Cuando llega a ese punto es cuando se pone a recordar, ya casi histérico, las cosas que le dicen por el barrio y por su casa sobre su ácido radicalismo y su larga ingenuidad. ¡A la mierda! —espeta—. Yo sí puedo ver con claridad cómo nos han metido a todos, con un calzador bien grandote, en este capitalismo de caverna que es el timo del milenio. Y me dicen distópico y neurótico, joder, y otras tonterías por el estilo —indignado, escucha en su cabeza golpes de los latidos de las mil preguntas que se hace y responde como para confirmar que nada falla en su diagnóstico—. Que libertad, sí, faltaría más, pero siempre de la mano de la justicia y la ecuanimidad. Que no hay nada más insoportable que una balanza desequilibrada, ¿o no? Así que no cambiaré de idea porque muchos estén políticamente ciegos, ni pensarlo.
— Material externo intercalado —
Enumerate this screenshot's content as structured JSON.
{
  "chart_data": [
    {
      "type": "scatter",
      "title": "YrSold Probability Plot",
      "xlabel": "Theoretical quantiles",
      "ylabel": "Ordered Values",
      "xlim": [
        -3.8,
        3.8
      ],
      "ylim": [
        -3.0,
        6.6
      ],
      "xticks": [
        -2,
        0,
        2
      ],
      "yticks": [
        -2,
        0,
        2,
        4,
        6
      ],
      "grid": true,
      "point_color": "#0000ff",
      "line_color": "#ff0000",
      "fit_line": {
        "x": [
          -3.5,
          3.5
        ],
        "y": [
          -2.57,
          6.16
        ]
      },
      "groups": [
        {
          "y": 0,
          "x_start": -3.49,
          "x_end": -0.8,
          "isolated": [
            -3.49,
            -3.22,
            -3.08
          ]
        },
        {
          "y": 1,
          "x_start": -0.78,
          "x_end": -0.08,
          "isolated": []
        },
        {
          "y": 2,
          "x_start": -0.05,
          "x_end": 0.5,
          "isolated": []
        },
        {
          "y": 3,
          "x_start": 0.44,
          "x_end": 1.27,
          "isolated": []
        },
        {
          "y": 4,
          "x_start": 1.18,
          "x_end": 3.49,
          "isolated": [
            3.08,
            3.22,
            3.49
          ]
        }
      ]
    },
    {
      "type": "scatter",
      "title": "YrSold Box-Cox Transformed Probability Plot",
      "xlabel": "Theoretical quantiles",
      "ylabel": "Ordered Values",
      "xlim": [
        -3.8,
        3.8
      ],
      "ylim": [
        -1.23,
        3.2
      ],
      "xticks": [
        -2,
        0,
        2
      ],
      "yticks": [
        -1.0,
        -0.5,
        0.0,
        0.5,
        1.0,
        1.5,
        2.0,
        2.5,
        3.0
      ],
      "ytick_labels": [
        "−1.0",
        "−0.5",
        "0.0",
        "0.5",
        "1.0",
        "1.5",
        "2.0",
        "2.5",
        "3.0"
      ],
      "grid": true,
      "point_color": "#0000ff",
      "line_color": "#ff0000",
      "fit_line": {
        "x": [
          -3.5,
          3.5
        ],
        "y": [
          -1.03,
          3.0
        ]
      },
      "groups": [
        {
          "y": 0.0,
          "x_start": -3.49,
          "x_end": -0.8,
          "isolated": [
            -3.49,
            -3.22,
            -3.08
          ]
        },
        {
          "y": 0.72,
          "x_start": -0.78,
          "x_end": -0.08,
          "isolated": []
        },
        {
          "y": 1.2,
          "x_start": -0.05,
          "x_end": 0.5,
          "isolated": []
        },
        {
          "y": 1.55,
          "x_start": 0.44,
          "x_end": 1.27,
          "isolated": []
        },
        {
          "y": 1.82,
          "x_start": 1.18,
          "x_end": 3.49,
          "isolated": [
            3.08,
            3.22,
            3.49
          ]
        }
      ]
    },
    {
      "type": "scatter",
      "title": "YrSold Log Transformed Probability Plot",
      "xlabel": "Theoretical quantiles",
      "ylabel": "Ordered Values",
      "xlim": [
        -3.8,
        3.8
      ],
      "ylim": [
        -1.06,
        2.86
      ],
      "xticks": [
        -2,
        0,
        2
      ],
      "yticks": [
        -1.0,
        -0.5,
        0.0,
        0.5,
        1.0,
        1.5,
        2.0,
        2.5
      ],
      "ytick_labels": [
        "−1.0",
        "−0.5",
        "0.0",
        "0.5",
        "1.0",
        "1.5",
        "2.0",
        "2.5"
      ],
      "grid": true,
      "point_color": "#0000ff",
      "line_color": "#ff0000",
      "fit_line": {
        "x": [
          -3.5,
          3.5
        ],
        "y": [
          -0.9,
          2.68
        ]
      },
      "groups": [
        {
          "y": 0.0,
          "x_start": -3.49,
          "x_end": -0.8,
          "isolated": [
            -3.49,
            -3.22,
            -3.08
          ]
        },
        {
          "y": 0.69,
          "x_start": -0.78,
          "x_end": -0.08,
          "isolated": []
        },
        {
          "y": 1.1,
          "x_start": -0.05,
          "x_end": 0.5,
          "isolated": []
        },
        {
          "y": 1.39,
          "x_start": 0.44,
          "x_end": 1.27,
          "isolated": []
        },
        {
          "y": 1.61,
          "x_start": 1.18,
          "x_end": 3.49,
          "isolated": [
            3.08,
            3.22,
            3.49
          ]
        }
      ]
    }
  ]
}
Estoy contra la miseria, contra el vivir atemorizado, contra la injusticia, las hipotecas a largo plazo, las jaulas invisibles y de una libertad, qué carajo, que está diseñada a la medida de unos cuantos.

Así, algo más desahogado, termina su mañana en el parque, su escapada semanal y vuelve por calles repletas de gente que no saben lo que él ha estado pensando. Al llegar al portal saluda con un amable buenos días al vecino del tercero, que observa curioso esa risilla inexplicable con la que acompaña su salutación cada vez que te cruzas con él. Su mujer, al verlo entrar le pregunta: ¿Qué tal hoy la Estatua de la Libertad? Él contesta irónico y aparentemente indolente: ¡Hueca!